# Buying A Car In Spain



## rodthomson (Aug 11, 2012)

Hi i was wondering if anyone had any suggestions to a problem we are having.

Firstly I have just moved to Spain with my family.
I work in Africa for 9 months of the year and only come to Spain for 5 short vacations each year and do not pay Spanish taxes as i work out of Spain and work for an American Co.
My wife has been trying to get a NIE in order for us to buy a car... nothing else other than to buy a car.
As my wife does not work(we have a young baby) she cannot obtain a NIE as she has no proof of income. (I understand this as its combined to resdencia and they dont want people sponging from the state)
But there must be a way that we can buy a car without me having to pay Spanish tax??
If anyone has any ideas please share.

I have thought about buying a LHD car in UK and shipping and registering it here or perhaps buying a car in Gib and again registering in Spain- Any thought on this would also be appreciated


----------



## jojo (Sep 20, 2007)

You do need an NIE and if you have been in Spain for more than 3 months. If you plan to live in Spain for more than 183 days a year, then you do have to pay Spanish taxes. If you dont you will effectively be an illegal immigrant - regardless of the car! But cos of your worldwide taxes you would be sensible to talk to a lawyer who can advise you

Jo xxx


----------



## NickZ (Jun 26, 2009)

rodthomson said:


> As my wife does not work(we have a young baby) she cannot obtain a NIE as she has no proof of income. (I understand this as its combined to resdencia and they dont want people sponging from the state)
> But there must be a way that we can buy a car without me having to pay Spanish tax??


Does this mean your family lives in Spain?

Agencia Tributaria - Residency issues

Third test



> They have dependent not legally separated spouse and/or underage children who are usually resident in Spain.


----------



## xabiaxica (Jun 23, 2009)

if the wife & children live in Spain maybe set up a bank account & transfer funds on a monthly basis - although from NickZ's link the OP would have to submit a tax return in any case because they are considered as tax resident here 

however - he wouldn't have to_ register as resident_ which is a totally different thing, if he is here less than 90 days at a time, as it seems he will be

but why not just register as resident anyway - the requirement is that you do if here for 90 days - there is nothing to say that you _can't_ if you're not - & since you would be tax resident anyway, why not?

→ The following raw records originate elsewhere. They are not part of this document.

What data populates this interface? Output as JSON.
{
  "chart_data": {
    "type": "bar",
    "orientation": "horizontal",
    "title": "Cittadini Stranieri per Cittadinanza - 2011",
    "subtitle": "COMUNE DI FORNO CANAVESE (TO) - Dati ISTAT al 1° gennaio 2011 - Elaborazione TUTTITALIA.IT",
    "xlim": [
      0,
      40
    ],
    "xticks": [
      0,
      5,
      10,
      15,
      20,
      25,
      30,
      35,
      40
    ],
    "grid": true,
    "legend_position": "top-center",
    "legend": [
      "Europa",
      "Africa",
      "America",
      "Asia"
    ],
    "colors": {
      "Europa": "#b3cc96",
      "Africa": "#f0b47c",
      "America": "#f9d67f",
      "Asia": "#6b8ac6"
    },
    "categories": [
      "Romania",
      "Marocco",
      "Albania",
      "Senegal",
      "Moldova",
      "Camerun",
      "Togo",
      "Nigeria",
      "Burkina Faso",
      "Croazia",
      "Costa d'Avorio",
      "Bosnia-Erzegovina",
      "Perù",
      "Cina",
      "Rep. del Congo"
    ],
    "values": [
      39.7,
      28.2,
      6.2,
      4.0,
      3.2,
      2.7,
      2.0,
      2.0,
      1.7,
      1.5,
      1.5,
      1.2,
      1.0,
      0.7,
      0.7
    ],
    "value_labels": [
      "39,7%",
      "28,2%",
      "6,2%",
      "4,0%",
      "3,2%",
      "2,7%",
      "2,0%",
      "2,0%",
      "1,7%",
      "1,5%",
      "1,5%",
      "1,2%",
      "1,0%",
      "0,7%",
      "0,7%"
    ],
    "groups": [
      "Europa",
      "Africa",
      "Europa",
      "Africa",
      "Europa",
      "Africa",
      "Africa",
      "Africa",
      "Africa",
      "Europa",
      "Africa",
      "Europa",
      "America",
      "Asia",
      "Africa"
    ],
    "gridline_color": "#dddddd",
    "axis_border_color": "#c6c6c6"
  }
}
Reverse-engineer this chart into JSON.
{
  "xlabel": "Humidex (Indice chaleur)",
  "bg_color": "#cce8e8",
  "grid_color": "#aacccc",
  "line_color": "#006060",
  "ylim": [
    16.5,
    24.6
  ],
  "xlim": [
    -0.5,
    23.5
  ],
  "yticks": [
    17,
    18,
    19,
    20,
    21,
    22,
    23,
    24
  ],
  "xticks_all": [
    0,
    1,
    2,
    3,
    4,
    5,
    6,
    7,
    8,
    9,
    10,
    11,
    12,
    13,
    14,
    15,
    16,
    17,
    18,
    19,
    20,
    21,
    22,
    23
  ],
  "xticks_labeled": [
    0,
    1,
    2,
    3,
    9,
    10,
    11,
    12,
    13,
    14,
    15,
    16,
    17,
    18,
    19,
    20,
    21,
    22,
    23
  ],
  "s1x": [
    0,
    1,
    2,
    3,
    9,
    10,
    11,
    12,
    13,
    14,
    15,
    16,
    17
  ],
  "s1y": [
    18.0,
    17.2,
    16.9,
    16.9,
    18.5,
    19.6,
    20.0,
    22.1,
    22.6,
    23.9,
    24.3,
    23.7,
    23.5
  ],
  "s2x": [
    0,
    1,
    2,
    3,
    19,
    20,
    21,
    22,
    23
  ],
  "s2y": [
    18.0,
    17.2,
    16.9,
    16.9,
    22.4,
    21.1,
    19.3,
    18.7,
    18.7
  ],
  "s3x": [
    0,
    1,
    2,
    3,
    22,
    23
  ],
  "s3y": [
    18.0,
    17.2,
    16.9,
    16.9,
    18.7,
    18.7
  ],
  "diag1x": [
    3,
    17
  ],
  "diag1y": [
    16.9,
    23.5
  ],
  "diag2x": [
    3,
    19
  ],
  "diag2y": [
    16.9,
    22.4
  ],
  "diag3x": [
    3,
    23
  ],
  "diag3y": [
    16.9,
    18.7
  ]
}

NB - being tax resident doesn't mean paying tax twice.......


----------



## NickZ (Jun 26, 2009)

http://www.aeat.es/AEAT/Contenidos_...sidentes/Folletos_divulgativos/irnringles.pdf

Page 5



> Unless there is evidence to the contrary, an
> individual shall be deemed to be a resident of
> Spain if, in accordance with the aforementioned
> criteria, his or her legally non-separated spouse
> ...


----------



## rodthomson (Aug 11, 2012)

I am a resident of Nigeria (but i am British) Ie i have a Nigerian Residency and pay Nigerian Tax. I would never be in spain for more than a month at any 1 time.
Yes my wife stays here and we rent a house here in Spain... I class myself as a tourist to Spain which i think is fair.
We do not want any benifits but only to buy a car which i agree is going to be hard to prove and not ready to jump on the bandwagon like i guess so many have done.


----------



## xabiaxica (Jun 23, 2009)

rodthomson said:


> I am a resident of Nigeria (but i am British) Ie i have a Nigerian Residency and pay Nigerian Tax. I would never be in spain for more than a month at any 1 time.
> Yes my wife stays here and we rent a house here in Spain... I class myself as a tourist to Spain which i think is fair.
> We do not want any benifits but only to buy a car which i agree is going to be hard to prove and not ready to jump on the bandwagon like i guess so many have done.


yes, it is fair that you consider yourself a tourist 

but your wife & children _aren't_ - so for tax purposes neither are you, whether you like it or not - as I said - that doesn't mean actually _paying _tax here, necessarily

in order to buy a car you need a NIE number (which you _can_ actually get as a non-resident) but in many areas now - & almost certainly everywhere eventually - you need a resident registration cert (which includes the NIE) as you seem to have discovered

it's nothing to do with 'jumping on a bandwagon' - it's a legal issue 

surely your wife has a bank account here? if you are paying a sufficient & regular amount in then that should cover the income requirements - & from what you have said you probably have private healthcare- so that's sorted


I/we aren't doubting you when you say that you don't want any benefits (not that you'd get any even if there were any available) - but it's the Spanish govt. that you need to convince


----------



## rodthomson (Aug 11, 2012)

Sorry if i came across that i was having a go... Im not.
Yes we have a joint account and my wages come straight from Dubai to our account in Spain.

I will need to look at the avenue of becoming resident but not paying tax and see how that looks. 

Might be easier just getting the bus!! haha


----------



## xabiaxica (Jun 23, 2009)

rodthomson said:


> Sorry if i came across that i was having a go... Im not.
> Yes we have a joint account and my wages come straight from Dubai to our account in Spain.
> 
> I will need to look at the avenue of becoming resident but not paying tax and see how that looks.
> ...


the bank statements _should _be enough then

your wife (& children) need(s) to register as resident - you don't have to

the tax thing is a totally seperate issue & you should make a tax return each year

as I said, you might not actually have to pay more - it depends on tax agreements between the countries involved

so far you have mentioned the US, Nigeria & now Dubai - sounds complicated & you should get a tax expert onto it IMO


----------